Dust off your employee manual

Dust off your employee manual

Jun 01, 2007

Mark Opperman
Here's a question you're not going to want to answer: When was the last time you updated your employee manual? I'd guess that most of you don't know. That means it's time to take it out, shake off the cobwebs, and start revising. As you do, consider the following human resources issues. They're areas of big change—and you'll want to address them in your practice.

Paid time off

Traditionally, practices have offered employees a certain number of days off for vacation, sick leave, or personal time. But more and more practices are rolling all those days into "paid time off." With PTO, you don't pay for time off that hasn't been earned.

Let's say you offer an employee two weeks of vacation after two years of employment. That employee works for you for two years and one day—and leaves. You'd have to pay the team member for his or her two weeks of vacation.

Employees earn PTO based on their length of employment. So a team member might earn a day or two off a month depending on how long he or she has worked for you. This method of accrual protects you from paying for vacation and personal time that the employee hasn't earned.


How many paid holidays do you offer, and is it time to change them? Most practices cover the six major holidays: New Year's Day, Memorial Day, July 4th, Labor Day, Thanksgiving Day, and Christmas (or the Jewish New Year). Many practices also give full-time employees their birthday off. That's an easy way to show team members you appreciate them, and it can improve retention. The trend now is to increase the number of holidays employees get. The average for a U.S. company is 10, but veterinary clinics average six.

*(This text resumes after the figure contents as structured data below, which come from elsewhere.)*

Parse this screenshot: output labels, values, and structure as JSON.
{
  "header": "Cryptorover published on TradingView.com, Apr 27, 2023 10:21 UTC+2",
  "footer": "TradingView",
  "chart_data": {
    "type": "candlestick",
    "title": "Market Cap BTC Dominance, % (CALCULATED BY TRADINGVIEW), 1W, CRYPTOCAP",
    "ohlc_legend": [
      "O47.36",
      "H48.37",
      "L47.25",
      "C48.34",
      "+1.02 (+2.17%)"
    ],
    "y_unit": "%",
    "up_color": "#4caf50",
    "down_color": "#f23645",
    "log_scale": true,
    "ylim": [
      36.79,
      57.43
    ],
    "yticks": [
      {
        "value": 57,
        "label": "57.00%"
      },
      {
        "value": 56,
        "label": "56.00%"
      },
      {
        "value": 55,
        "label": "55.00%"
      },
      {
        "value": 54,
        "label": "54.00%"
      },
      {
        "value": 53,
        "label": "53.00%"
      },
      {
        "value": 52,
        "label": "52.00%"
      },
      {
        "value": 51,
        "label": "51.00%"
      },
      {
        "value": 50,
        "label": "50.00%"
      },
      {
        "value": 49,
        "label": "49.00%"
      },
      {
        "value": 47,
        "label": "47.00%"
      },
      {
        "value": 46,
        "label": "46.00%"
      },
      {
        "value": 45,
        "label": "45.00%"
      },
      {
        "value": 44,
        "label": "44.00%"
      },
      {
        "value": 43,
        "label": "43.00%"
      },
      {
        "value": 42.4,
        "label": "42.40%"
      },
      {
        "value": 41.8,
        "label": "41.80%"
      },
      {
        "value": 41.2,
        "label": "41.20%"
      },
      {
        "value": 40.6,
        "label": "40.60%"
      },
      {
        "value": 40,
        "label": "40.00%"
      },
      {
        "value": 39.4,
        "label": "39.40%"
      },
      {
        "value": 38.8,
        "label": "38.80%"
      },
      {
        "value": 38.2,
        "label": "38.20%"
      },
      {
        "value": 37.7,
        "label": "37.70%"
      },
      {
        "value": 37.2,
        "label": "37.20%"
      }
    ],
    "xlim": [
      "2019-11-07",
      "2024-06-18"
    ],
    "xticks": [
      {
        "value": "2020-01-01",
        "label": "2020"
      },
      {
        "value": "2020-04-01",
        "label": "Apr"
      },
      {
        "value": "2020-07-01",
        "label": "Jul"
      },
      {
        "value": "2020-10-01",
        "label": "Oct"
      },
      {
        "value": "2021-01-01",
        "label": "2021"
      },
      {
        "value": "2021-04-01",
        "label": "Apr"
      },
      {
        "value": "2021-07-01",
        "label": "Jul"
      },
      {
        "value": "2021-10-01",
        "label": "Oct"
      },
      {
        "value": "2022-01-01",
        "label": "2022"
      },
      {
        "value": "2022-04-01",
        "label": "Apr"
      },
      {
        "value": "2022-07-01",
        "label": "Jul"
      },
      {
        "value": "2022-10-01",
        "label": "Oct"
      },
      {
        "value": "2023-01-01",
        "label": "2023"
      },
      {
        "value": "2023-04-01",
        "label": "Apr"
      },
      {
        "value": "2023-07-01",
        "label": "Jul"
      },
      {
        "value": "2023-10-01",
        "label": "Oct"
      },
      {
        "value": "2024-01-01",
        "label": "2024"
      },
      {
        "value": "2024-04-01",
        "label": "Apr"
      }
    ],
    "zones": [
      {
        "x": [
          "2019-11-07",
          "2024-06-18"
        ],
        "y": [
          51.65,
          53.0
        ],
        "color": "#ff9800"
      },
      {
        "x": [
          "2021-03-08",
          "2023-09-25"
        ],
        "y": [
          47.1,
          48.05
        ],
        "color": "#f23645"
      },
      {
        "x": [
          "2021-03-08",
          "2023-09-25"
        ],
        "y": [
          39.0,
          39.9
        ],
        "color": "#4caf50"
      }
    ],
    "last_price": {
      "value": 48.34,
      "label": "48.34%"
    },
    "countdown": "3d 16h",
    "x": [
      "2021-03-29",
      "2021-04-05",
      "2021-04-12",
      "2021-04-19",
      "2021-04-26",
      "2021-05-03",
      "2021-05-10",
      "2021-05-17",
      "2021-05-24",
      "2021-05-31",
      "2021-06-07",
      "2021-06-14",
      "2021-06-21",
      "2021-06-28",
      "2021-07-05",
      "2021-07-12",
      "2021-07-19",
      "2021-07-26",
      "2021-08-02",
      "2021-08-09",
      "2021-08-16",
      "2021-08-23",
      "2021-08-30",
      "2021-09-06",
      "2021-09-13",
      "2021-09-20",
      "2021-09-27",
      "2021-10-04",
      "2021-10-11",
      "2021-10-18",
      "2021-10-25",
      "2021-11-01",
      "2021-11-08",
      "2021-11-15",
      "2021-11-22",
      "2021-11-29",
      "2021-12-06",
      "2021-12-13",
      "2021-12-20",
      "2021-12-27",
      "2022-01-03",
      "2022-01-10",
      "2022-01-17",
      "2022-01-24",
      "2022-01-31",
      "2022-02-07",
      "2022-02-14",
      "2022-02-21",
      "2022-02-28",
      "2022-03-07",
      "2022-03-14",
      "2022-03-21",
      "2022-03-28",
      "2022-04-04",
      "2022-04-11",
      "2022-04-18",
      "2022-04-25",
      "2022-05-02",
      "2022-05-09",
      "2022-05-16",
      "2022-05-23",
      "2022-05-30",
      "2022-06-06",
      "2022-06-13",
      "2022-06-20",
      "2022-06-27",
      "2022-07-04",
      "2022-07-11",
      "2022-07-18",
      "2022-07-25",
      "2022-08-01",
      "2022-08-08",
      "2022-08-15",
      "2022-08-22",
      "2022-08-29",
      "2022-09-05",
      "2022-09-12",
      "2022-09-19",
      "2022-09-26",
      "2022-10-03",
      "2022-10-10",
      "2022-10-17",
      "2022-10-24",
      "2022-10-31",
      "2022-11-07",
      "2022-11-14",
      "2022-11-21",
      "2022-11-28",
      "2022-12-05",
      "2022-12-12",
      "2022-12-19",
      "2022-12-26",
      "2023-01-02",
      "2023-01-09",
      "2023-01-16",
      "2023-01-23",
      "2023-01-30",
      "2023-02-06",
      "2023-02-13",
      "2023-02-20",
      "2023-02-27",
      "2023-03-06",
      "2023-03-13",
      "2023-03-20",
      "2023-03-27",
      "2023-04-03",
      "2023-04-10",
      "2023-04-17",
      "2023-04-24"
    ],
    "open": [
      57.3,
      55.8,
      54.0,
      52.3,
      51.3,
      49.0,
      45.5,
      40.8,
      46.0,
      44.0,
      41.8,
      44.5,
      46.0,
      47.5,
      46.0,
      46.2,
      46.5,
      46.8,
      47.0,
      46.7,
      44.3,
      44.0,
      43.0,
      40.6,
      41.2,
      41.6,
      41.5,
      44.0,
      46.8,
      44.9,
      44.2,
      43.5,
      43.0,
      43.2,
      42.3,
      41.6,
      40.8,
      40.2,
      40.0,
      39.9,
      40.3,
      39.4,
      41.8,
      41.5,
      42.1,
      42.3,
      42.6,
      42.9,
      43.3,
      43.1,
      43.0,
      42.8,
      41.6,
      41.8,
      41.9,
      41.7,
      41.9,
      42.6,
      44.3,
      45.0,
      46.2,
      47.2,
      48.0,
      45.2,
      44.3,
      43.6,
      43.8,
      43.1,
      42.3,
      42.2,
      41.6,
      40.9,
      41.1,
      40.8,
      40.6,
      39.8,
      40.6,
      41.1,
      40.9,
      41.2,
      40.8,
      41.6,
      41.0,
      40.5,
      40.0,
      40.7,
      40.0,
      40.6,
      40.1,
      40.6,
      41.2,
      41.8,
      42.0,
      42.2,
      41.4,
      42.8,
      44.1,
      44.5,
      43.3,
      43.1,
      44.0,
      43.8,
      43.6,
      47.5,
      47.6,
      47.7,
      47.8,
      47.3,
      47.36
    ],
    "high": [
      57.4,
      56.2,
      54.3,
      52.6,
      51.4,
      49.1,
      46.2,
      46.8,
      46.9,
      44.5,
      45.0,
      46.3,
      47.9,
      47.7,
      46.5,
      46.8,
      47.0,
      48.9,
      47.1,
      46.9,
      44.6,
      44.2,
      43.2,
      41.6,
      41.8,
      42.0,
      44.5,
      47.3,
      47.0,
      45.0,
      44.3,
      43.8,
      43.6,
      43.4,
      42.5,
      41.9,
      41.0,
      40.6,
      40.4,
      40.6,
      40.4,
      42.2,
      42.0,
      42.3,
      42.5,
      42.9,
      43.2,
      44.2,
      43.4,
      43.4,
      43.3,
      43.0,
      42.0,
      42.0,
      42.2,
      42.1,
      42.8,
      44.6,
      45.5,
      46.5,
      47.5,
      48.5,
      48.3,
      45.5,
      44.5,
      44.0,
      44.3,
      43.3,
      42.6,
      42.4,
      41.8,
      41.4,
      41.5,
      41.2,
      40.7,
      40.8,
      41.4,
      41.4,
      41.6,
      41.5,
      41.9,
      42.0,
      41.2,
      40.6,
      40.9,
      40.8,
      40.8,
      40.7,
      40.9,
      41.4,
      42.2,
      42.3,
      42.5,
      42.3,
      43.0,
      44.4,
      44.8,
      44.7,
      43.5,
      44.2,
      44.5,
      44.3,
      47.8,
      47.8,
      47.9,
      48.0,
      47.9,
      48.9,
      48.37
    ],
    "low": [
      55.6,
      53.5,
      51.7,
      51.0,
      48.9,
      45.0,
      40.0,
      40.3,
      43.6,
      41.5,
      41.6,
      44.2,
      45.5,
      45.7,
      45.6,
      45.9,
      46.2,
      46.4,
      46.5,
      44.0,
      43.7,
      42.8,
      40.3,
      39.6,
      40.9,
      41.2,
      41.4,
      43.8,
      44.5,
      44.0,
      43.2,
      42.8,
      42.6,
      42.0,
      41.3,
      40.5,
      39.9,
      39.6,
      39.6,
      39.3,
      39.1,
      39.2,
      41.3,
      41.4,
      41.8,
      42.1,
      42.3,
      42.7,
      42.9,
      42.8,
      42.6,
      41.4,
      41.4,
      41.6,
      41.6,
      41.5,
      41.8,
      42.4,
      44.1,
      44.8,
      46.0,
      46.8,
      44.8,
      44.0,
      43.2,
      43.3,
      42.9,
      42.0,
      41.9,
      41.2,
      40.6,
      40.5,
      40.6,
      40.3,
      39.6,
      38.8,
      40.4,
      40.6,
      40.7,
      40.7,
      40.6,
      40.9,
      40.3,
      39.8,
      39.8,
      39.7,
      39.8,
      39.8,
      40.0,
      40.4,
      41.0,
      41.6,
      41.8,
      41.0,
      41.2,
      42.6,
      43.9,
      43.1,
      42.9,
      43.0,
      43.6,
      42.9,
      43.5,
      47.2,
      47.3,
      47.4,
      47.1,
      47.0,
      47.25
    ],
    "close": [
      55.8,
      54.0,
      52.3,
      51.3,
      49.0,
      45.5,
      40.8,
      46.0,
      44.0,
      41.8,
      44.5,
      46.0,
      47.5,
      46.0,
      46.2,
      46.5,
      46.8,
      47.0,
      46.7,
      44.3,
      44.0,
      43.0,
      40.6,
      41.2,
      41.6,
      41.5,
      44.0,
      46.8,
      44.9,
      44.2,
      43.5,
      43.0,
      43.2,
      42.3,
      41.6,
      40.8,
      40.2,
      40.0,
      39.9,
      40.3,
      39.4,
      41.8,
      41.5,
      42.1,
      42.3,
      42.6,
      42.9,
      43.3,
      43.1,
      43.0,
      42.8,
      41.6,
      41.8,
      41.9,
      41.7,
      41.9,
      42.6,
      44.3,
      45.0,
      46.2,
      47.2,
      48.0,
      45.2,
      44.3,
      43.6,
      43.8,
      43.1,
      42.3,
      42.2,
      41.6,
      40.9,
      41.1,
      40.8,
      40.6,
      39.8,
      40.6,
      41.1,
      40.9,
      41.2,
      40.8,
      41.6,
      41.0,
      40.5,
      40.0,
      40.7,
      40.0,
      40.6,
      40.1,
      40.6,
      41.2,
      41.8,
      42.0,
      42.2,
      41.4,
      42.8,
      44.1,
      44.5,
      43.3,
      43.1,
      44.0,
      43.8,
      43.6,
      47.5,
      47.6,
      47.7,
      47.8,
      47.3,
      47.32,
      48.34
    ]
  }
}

What happens if a holiday falls on a day the employee doesn't normally work? Are you still required to pay him or her? The answer is yes, unless you have a policy like this in your employee manual: "If a holiday falls on a day that the employee is not normally scheduled to work, the employee will not receive any additional compensation for that day. The holiday benefit is paid only if the employee would normally have been paid for the day but, since the hospital was closed, he or she was unable to work." (This policy does not apply in California, where employees must be paid for holidays whether or not they fall on a workday.) If you wish to pay employees on a day they wouldn't normally work, that's your prerogative, but you need to write that policy into your manual. (For more on competitive benefits, see "Sweeten the Deal" of the June 2006 issue of Veterinary Economics.)

Drug and alcohol testing

I know I need to do this, but what about ... ?
You need a drug and alcohol policy both as a condition of employment and for your active employees. If your employment protocol doesn't include a drug and alcohol testing policy as part of your employment protocol, who are the people who have a drug or alcohol problem going to work for? They're going to come work for you!